Telemetry & Data Acquisition
The Cetus avionics system is built around custom-designed telemetry boards capable of sampling pressure, temperature, and IMU data at high frequency throughout flight. Every sensor channel is logged to onboard storage and simultaneously transmitted to ground stations via a telemetry downlink for real-time monitoring and post-flight analysis.
Flight Control & Recovery
An integrated GPS module provides real-time position tracking from ascent to landing, enabling apogee detection and recovery event timings. The flight computer runs deterministic control logic, continuously monitoring altitude, velocity, and acceleration to arm and fire recovery sequences at the correct stages of flight.
Redundant Pyro Channels
Dual-redundant pyro channels ensure reliable recovery deployment in the event of a component failure.
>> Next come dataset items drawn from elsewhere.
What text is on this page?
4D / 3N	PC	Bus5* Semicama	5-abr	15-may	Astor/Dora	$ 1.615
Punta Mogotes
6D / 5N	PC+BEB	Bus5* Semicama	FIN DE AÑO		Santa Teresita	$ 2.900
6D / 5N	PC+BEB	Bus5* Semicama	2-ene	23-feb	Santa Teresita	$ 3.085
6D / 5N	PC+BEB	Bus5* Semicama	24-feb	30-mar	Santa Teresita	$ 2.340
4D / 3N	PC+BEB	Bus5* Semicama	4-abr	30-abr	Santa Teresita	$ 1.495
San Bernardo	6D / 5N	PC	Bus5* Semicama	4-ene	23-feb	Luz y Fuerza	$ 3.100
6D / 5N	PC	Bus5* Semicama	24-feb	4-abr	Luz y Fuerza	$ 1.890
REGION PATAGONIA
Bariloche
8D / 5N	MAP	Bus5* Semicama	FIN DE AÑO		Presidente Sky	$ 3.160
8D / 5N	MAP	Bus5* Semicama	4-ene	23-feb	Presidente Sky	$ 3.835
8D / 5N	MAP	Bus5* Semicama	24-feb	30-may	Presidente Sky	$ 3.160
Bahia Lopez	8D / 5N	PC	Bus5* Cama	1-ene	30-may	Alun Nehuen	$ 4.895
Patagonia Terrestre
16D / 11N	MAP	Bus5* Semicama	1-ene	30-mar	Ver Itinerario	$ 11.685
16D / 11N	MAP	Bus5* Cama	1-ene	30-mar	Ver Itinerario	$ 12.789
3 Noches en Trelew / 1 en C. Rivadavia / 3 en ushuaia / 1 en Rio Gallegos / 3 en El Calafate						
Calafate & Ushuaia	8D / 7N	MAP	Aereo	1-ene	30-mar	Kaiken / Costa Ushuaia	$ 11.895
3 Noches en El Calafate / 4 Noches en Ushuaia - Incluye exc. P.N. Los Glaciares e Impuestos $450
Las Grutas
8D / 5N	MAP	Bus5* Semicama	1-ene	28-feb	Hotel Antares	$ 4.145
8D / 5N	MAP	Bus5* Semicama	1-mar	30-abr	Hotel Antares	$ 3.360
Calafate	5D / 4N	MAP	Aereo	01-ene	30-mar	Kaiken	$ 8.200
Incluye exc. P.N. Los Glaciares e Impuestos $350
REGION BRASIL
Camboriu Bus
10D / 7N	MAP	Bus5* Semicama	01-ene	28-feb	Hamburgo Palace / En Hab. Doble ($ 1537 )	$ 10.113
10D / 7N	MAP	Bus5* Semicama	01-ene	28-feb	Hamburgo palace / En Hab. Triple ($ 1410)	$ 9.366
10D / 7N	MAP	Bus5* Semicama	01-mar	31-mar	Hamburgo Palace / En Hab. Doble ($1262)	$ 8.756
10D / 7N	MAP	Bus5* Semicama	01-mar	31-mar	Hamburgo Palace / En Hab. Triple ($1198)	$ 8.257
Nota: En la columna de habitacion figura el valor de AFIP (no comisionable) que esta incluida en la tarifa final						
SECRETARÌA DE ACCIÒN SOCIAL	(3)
The deployment sequencing is cross-checked by both the primary flight computer and a dedicated backup computer, providing multiple layers of redundancy for recovery events. This deployment architecture was successfully validated during Project DOVE.
Ground Station
All telemetry is streamed to a mobile ground station telemetry dashboard to display vehicle state, trajectory, and system health during flight.
Recovery
A dual-stage parachute deployment system designed to reliably recover the Cetus flight vehicle.
Deployment Architecture
At apogee, two in-house manufactured ballutes are deployed to stabilize the vehicle during high-speed descent. The ballutes serve as the drogue parachute stage, providing the initial drag and deceleration needed before main parachute deployment. Once the vehicle reaches a pre-determined altitude, the main parachute deploys bringing Cetus to a safe landing velocity.
Redundancy & Reliability
Redundant pyro-ejection charges and separate harness attachment points ensure that recovery is survivable in the event of a single-point failure. Each pyro channel is independently powered, armed, and tested before flight. The deployment sequencing is cross-checked by both the flight computer and a redudant COTS flight computer.
Project DOVE
Deployment Operations Verification ExperimentProject DOVE was a helicopter drop test conducted at the McMinnville Oregon Airport. The test article was flown to an altitude of 1,500 ft and released with the drogue parachute deployed. Onboard custom avionics triggered two black powder charges in tender descenders at 1,000 ft, deploying the main parachute. The test was fully successful, validating the custom avionics onboard, deployment timing, and recovery system performance.
Propulsion
Cetus is powered by the Mira 2 engine, HALE's second-generation liquid engine optimized for efficiency, weight, and flight performance.
Mira 2 Engine
The Mira program has been in development for over 7 years. Mira 2 features a pintle injector design to provide combustion stability and efficiency. With a measured thrust of 1,730 lbf and a chamber pressure of 350 psi, the engine has been validated through multiple static fire tests.
Mira 2 Static Fire Tests
Static Fire 01
December 2024Static Fire 02
February 2026Cetus Static Fire
Conducted on May 10, 2026, the HALE launch team successfully completed a full-duration static fire of the Cetus launch vehicle. The test validated autonomous launch countdown handshakes, liquid oxygen tank chill and fill procedures, engine ignition and steady-state performance, and the full onboard avionics suite in a flight-representative configuration. Engine performance improvements from an upgraded injector design were confirmed through analysis of chamber pressure and thrust data.